How to Write Alt Text

Alt text, short for “alternative text”, is text in the metadata of images that shows up either when the image doesn’t load, or for screen readers. If you’ve ever had an email full of images have the space replaced with, say, a coupon value, you’ve seen alt text.

While it appears simple, alt text requires time and effort to get the hang of.

businesswoman pressing a floating unlock button

Why should you put in alt text?

In short, it makes the graphic content of your website readable. This is useful for:

  • SEO
  • People with slower/limited internet connections
  • Individuals who use screen readers

If you’re in Ontario, you might be facing down the legal requirements of AODA, which requires all graphic information to be accessible in text. This is in accordance to WCAG, the international standard for web accessibility that is becoming the norm worldwide. While this is a laborious task, it reaps many rewards outside of disability circles.

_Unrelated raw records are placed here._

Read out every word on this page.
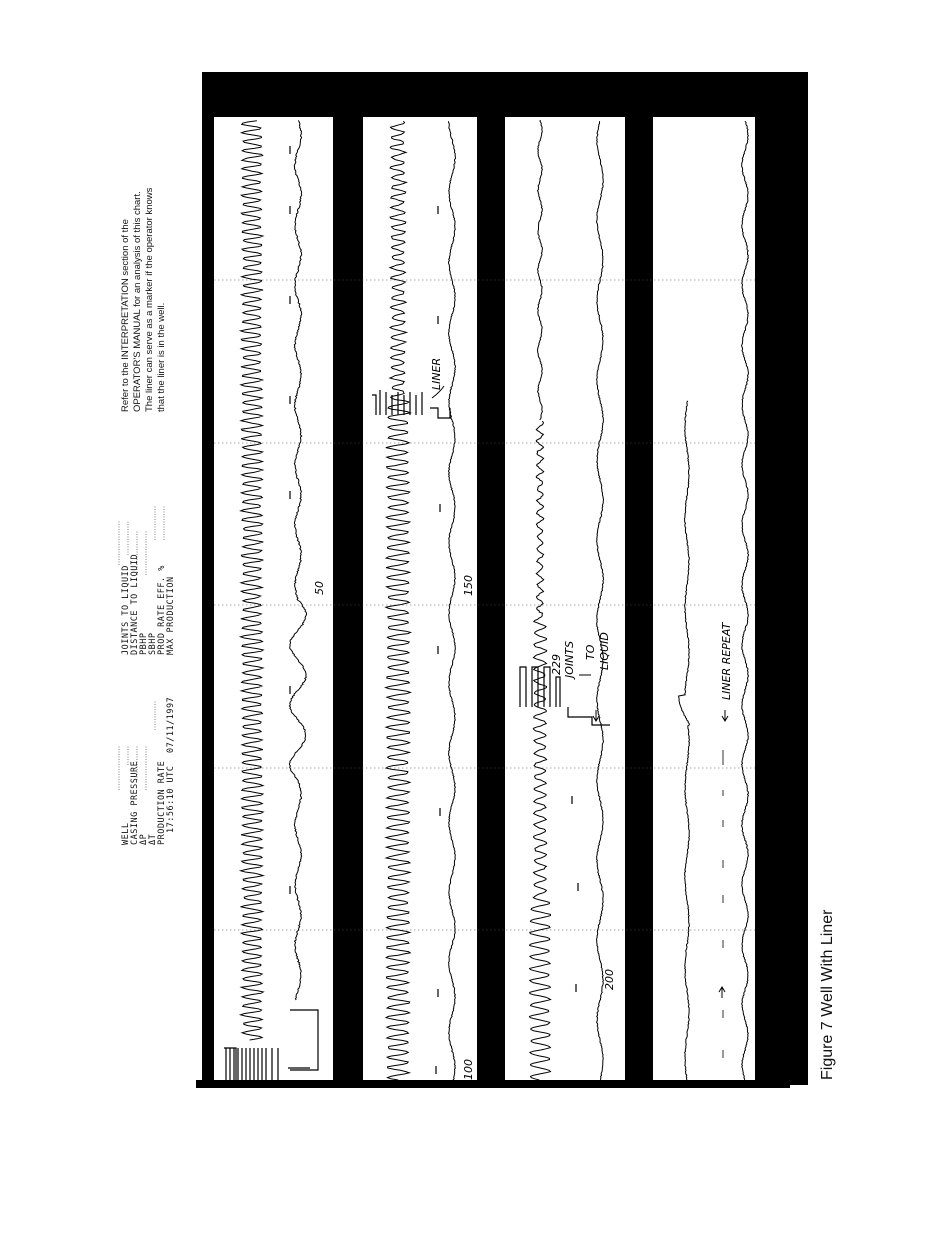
WELL CASING PRESSURE ΔP ΔT PRODUCTION RATE 17:56:10 UTC
07/11/1997
JOINTS TO LIQUID DISTANCE TO LIQUID PBHP SBHP PROD RATE EFF. % MAX PRODUCTION
Refer to the INTERPRETATION section of the OPERATOR'S MANUAL for an analysis of this chart. The liner can serve as a marker if the operator knows that the liner is in the well.	LINER
50
100
150
200
229 JOINTS TO LIQUID	LINER REPEAT
Figure 7 Well With Liner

By utilizing alt text to the maximum capacity, you can reap a rich keyword benefit that won’t visibly clog up the page (but don’t overdo it, as Google will still penalize you for keyword stuffing), and make your site available to a larger demographic.

Implementing alt text on a WordPress site is as easy as installing Yoast (for SEO) and allocating the hours to writing the material.

How to put in alt text

Simple images: describe the image in the “alternate text” window provided when you go to edit an image on your website. Sometimes, you need to go into the image’s properties to find this window. If the image has a caption associated with it, make sure the caption and image are vaguely related— the image might not be read with the caption!

Complex information: Diagrams that show a company’s organization, pie charts, and other images that present information graphically must also have alt text provided. It can be tricky to know how to tackle these, because usually you do graphics to make complex information more easily digestible.

For things like pie charts or flow charts that don’t show many steps, you can still describe the image in the alt text window. Just be extremely clear what information leads to others. For pie charts, descriptions should include what it’s for and the percentages per allocated slice. An example is:

Pie chart for [diagramed information] displaying: 49% of funds went to rent, utilities, maintenance; 32% to programs; 16% to staffing; 3% other.

Flow charts can be done much the same way:

Chart shows [item] at head, displaying four branches labeled 1, 2, 3, 4. Down the 1 branch, we have items A, B, and C. Down the 2 branch, we have L, M, N.

For larger pieces such as infographics, consider having a transcript of the whole chart that is available at a well-described link, such as “Click here for transcript of infographic.” (making sure your links are descriptive out of context is also required for WTAG compliance!)

Regardless of how you write the descriptions, making sure to include key terms you want to rank for (when appropriate) will boost your overall SEO. It is a heavy time investment, but the rewards are numerous— including people knowing your company is thinking about multiple types of web users.